This example describes how to reload the IWDG counter and to simulate a
software fault by generating an MCU IWDG reset when a programmed time
period has elapsed. 

At the beginning of the main program the HAL_Init() function is called to reset 
all the peripherals, initialize the Flash interface and the systick.
Then the SystemClock_Config() function is used to configure the system
clock (SYSCLK) to run at 120 MHz.

The IWDG peripheral configuration is ensured by the HAL_IWDG_Init() function.
This later is calling the HAL_IWDG_MspInit()function which core is implementing
the configuration of the needed IWDG resources according to the used hardware (CLOCK, 
GPIO, DMA and NVIC). You may update this function to change IWDG configuration.

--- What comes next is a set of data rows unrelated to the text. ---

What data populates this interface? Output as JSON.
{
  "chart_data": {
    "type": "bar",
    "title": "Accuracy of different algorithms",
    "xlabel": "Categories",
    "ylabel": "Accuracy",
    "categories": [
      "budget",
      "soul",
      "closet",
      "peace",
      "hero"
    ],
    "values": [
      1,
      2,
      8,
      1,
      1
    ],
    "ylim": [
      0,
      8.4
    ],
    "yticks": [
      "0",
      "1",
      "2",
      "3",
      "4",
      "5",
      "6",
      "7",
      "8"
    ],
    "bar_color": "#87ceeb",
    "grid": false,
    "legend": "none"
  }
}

The IWDG timeout is set to 250 ms (the timeout may vary due to LSI frequency 
dispersion).

First, the TIM5 timer is configured to measure the LSI frequency as the 
LSI is internally connected to TIM5 CH4, in order to adjust the IWDG clock.

The LSI measurement using the TIM5 is described below:
  - Configure the TIM5 to remap internally the TIM5 CH4 Input Capture to the LSI
    clock output.
  - Enable the TIM5 Input Capture interrupt: after one cycle of LSI clock, the
    period value is stored in a variable and compared to the HCLK clock to get
    its real value. 

Then, the IWDG reload counter is configured as below to obtain 250 ms according 
to the measured LSI frequency after setting the prescaler value:
  
    IWDG counter clock Frequency = LSI Frequency / Prescaler value

The IWDG reload counter is refreshed each 240 ms in the main program infinite 
loop to prevent a IWDG reset.
  
LED2 is also toggled each 240 ms indicating that the program is running.

An EXTI Line is connected to a GPIO pin, and configured to generate an interrupt
on the rising edge of the signal.

The EXTI Line is used to simulate a software failure: once the EXTI Line event 
occurs, by pressing the Tamper push-button(PC.13), the corresponding interrupt  
is served. 

In the ISR, a write to invalid address generates a Hardfault exception 
containing an infinite loop and preventing to return to main program (the IWDG 
reload counter is not refreshed).
As a result, when the IWDG counter reaches 00h, the IWDG reset occurs.
  
If the IWDG reset is generated, after the system resumes from reset, LED1 turns ON.
If the EXTI Line event does not occur, the IWDG counter is indefinitely refreshed
in the main program infinite loop, and there is no IWDG reset.

LED3 will turn ON, if any error is occurred.


@note Care must be taken when using HAL_Delay(), this function provides accurate delay (in milliseconds)
      based on variable incremented in SysTick ISR. This implies that if HAL_Delay() is called from
      a peripheral ISR process, then the SysTick interrupt must have higher priority (numerically lower)
      than the peripheral interrupt. Otherwise the caller ISR process will be blocked.
      To change the SysTick interrupt priority you have to use HAL_NVIC_SetPriority() function.
      
@note The application needs to ensure that the SysTick time base is always set to 1 millisecond
      to have correct HAL operation.


@par Directory contents 
 
  - IWDG/IWDG_Example/Inc/stm32f2xx_hal_conf.h    HAL configuration file
  - IWDG/IWDG_Example/Inc/stm32f2xx_it.h          Interrupt handlers header file
  - IWDG/IWDG_Example/Inc/main.h                  Main program header file
  - IWDG/IWDG_Example/Src/stm32f2xx_it.c          Interrupt handlers
  - IWDG/IWDG_Example/Src/main.c                  Main program
  - IWDG/IWDG_Example/Src/stm32f2xx_hal_msp.c     HAL MSP module 
  - IWDG/IWDG_Example/Src/system_stm32f2xx.c      STM32F2xx system clock configuration file

     
@par Hardware and Software environment

  - This example runs on STM32F207xx/217xx device.
  
  - This example has been tested with STMicroelectronics STM322xG-EVAL 
    evaluation boards and can be easily tailored to any other supported device 
    and development board.


@par How to use it ? 

In order to make the program work, you must do the following :
 - Open your preferred toolchain 
 - Rebuild all files and load your image into target memory
 - Run the example
   

 */